The project aims to encourage greater participation with public services through use of technology and assist the unemployed in geographically remote areas by improving their ability to access online sites.
Anticipated benefits to older and disabled people include reduced isolation, increased confidence in online facilities such as telecare and telehealth and improved access to government services.
The project will be managed by national charity Citizens Online and funded by BT (as part of the wider Get IT Together programme), Orkney Housing Association Ltd (OHAL), Scottish Government (PCF), Highlands and Islands Enterprise (HIE) and a variety of local partners.
A Project Co-ordinator will be recruited locally and be based at the OHAL's offices.
John Fisher, Chief Executive of Citizens Online, said: “We are really pleased to be working in Orkney and looking forward to the challenges of delivering the project across the region. The success of these initiatives is working in partnership and the team is keen to talk to any organisation, community group or individual that would like to participate or get involved in any way.”
Theresa Swayne, Senior Development Manager for Digital at HIE, said: “The project led by Citizens Online is bringing digital inclusion to remote communities in Orkney and supports individuals to develop internet and technology-based skills.
“HIE is working to ensure that the project covers some of the region’s more fragile areas and the model has established excellent results in other areas. We are continuing to work along with our partners, in particular Broadband Delivery UK and the Scottish Government, to secure superfast broadband provision and help businesses and communities to improve IT knowledge and skills.”
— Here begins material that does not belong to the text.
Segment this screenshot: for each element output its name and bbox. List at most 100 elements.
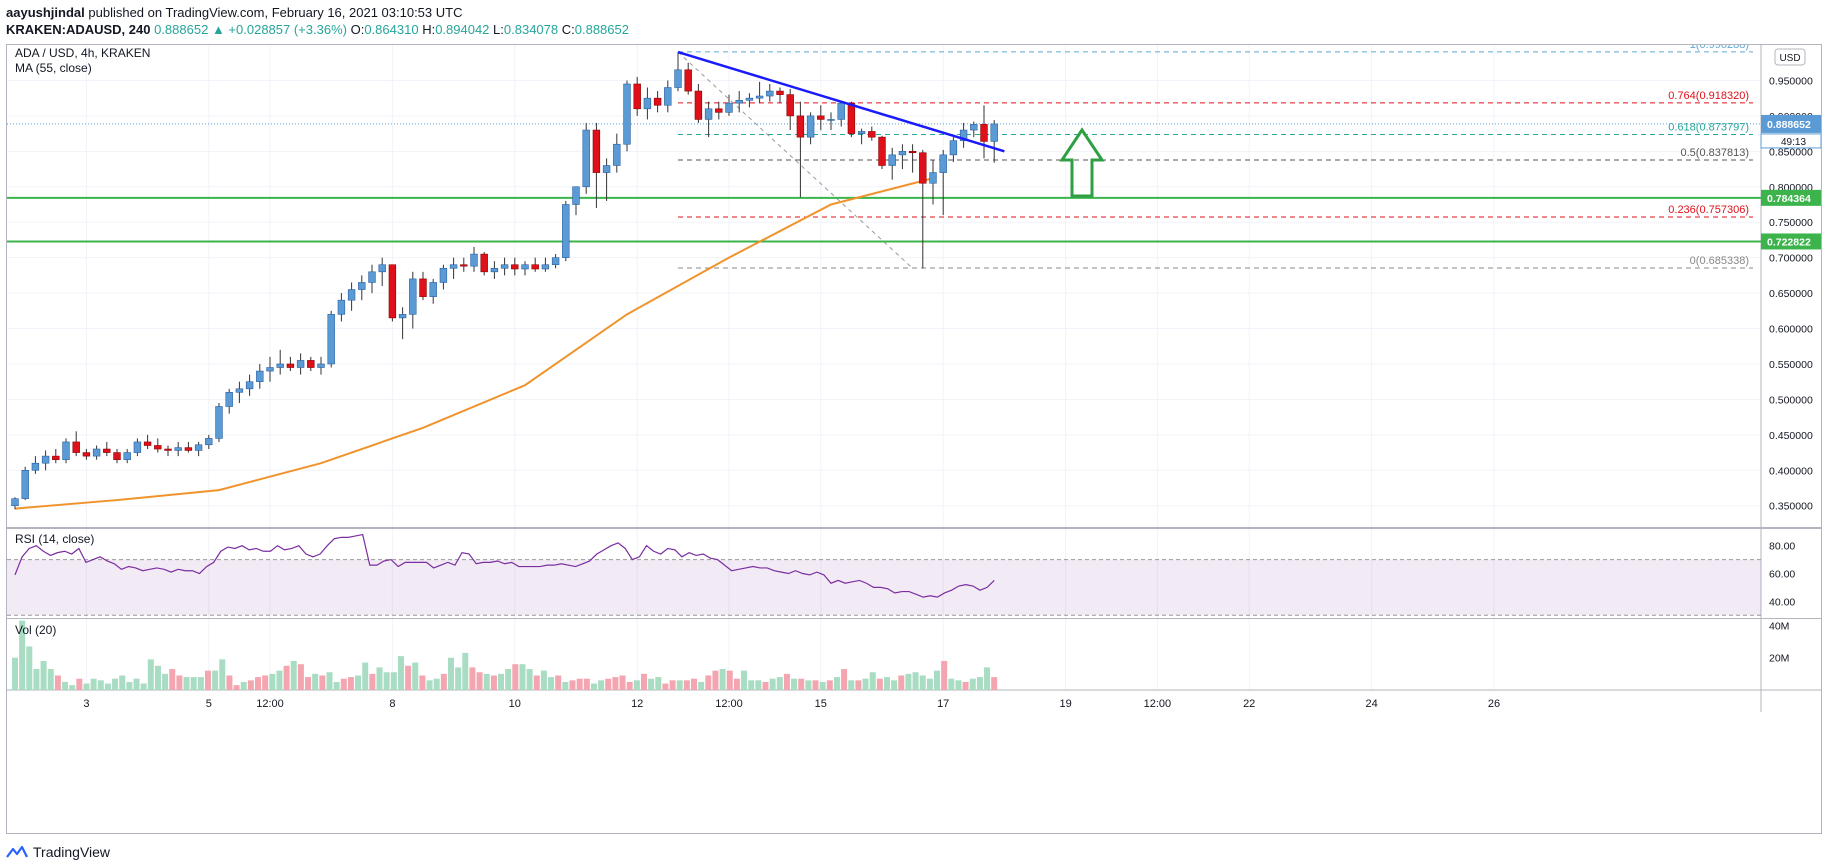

Brendan Dick, director, BT Scotland, said: “BT has been helping people get online for many years and we have made significant investments in training across the Highlands and Islands, supporting local communities and getting people online.
“We recently completed a three-year long project in Caithness and we are working on projects in Skye, Lochaber, Wester Ross and North-west Sutherland which began last year.
“Not being online puts people at a real disadvantage, as they are unable to access the big consumer savings, information and education found on the web and projects such as this one in Orkney are a vital means of giving digitally excluded people the skills, motivation and confidence to get online.”
Sally Inkster, OHAL Chief Executive said: “I am delighted that with the Scottish Government’s People and Communities Funding, OHAL is able to participate in this project which aims to prevent isolation and improve employability through digital inclusion. IT connectivity is particularly important to those in remote areas and this project will provide an opportunity for anyone in Orkney who has not yet embraced this technology to have the help and support they need to do so.”